Board OKs budget, no raises for non-union workers
Ottawa County’s 2013 budget passed without any raises included for non-union workers but the county prosecutor says he’s not ready to give up the fight.
Prosecutor Mark Mulligan made a plea to commissioners in late November on behalf of the employees. For the sake of morale, he reasoned, commissioners needed to consider raises for non-union workers under the courthouse umbrella. Those workers haven’t had raises in four years.
Days before the new year, the commissioners made it a fifth year without raises.
Commissioners Steve Arndt, Jim Sass and Mark Stahl unanimously passed an $81.62 million budget, including construction projects and debt reduction.
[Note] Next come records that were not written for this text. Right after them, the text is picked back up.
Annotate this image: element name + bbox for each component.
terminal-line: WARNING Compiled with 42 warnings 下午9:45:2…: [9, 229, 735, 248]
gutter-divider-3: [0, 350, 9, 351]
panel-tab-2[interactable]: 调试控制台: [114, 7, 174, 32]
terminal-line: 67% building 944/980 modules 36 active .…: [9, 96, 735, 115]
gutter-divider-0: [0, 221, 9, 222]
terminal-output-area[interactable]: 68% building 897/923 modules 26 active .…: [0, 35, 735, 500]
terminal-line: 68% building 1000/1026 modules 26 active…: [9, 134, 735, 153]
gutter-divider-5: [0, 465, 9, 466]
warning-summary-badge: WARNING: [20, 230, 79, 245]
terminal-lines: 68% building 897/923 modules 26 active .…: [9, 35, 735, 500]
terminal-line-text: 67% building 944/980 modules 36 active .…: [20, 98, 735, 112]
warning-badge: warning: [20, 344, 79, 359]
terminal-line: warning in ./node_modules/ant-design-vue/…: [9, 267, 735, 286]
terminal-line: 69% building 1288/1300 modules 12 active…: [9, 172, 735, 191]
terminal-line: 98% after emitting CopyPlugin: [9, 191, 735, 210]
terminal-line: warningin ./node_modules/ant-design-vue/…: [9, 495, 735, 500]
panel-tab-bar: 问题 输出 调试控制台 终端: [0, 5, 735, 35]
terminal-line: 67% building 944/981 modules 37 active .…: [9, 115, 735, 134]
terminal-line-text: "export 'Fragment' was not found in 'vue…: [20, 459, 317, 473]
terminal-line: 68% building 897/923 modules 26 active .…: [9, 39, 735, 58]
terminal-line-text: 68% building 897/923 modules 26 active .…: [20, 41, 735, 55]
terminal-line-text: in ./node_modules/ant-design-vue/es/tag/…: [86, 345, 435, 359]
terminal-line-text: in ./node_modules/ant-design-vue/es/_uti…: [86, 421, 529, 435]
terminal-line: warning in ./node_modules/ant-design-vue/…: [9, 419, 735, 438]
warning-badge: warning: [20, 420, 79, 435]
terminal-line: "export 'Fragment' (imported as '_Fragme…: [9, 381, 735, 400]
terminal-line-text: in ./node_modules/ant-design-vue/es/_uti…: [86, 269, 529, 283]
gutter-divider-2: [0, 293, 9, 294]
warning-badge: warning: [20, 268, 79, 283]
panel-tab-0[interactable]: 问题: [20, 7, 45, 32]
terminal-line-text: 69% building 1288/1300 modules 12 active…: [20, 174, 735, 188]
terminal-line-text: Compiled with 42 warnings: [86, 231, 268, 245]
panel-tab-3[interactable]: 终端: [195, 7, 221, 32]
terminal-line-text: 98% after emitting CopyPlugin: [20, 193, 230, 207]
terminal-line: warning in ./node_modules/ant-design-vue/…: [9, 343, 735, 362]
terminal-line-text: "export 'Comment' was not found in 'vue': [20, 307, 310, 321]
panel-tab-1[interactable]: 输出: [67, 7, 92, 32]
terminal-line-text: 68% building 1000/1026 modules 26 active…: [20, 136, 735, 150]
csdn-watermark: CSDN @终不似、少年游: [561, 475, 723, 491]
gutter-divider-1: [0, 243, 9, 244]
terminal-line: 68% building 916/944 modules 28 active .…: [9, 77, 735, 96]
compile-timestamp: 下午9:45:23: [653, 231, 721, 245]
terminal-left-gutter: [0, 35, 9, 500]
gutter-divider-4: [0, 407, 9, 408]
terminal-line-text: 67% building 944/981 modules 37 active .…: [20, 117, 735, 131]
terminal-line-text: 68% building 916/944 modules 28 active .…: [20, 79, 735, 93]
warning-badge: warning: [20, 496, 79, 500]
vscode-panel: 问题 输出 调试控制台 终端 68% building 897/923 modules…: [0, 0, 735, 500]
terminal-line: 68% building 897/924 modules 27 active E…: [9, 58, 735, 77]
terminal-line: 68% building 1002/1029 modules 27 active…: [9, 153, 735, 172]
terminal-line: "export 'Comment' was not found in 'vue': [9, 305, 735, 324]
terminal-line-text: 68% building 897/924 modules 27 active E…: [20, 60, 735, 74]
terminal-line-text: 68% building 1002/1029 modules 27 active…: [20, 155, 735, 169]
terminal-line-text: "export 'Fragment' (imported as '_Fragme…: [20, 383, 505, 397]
Of that, $13.85 million is dedicated to the general fund for daily operations.
The general fund amount is $650,000 less than what was appropriated for 2012, according to County Administrator Dennis Jensen.
Revenue for the year is figured at $14.039 million Expenses as they are estimated today will run about $13.84 million Jensen said, leaving a cushion of about $194,000.
The three largest department budgets fell to the sheriff’s office ($4.5 million), the municipal court ($728,105) and buildings and grounds ($658,001).
Commissioners also set aside $1.8 million for courthouse maintenance to cover projects at the main courthouse on Madison Street in Port Clinton as well as the municipal court building on East Perry Street. Some of the upgrades include parking lot renovations as well as heating and cooling system revamps.
The slim budget barely covers operations and “We don’t feel there’s room for raises,” Sass said.
But Mulligan had offered commissioners an option. He had freed up money in his budget ($15,000 from the Furtherance of Justice Fund and another $23,000 from the elimination of a part-time position) and had offered it to commissioners. The gesture, he suggested in November, could be used for one-time bonuses for those employees.
Sass said no bonuses were discussed prior to passing the budget.
Mulligan isn’t willing to let the issue drop though, he said Tuesday. And he said he was surprised commissioners would not even consider the alternative.
He and other department heads learned there would be no raises when the commissioners passed the budget Dec. 27.
Days later, however, the board underwent a change. Former Ottawa County Auditor Jo Ellen Regal replaced Mark Stahl, who she unseated in the November election.
Mulligan said he did not want address the new board as it settled in the first week of January.
Still, he’s not planning to shy away from the issue.
“I expect to be talking to them this month and get some action on it for the employees of the county,” Mulligan said.
The commissioners will likely also be spending lots of time with the prosecutor in the next few months regarding another major issue.
The board must determine what to do about the quarter percent sales tax increase enacted in July 2010, Jensen said. The tax, which has brought in about $2.8 million, expires in June, with the last of its receipts expected to flow into county coffers in September.
Basically, the board will explore the legal avenues of whether to extend the sales tax as an emergency or attempt to make it permanent, Jensen said.
The scenarios include:
• The commissioners could pass a resolution to make the quarter percent sales tax permanent and then wait out the 30-day window for a possible referendum filing. Commissioner would also be required to hold a public hearing.
• The board could pass the sales tax as an emergency for the next three years, which requires a unanimous vote. Commissioners must also state the reason for the emergency. Again, a public meeting would be necessary to explain the option
• The board could adopt a resolution directing the board of elections to put a permanent sales tax question on the next election ballot
• And finally, the board could direct the board of elections to put the tax question on the ballot as emergency legislation to let voters decide.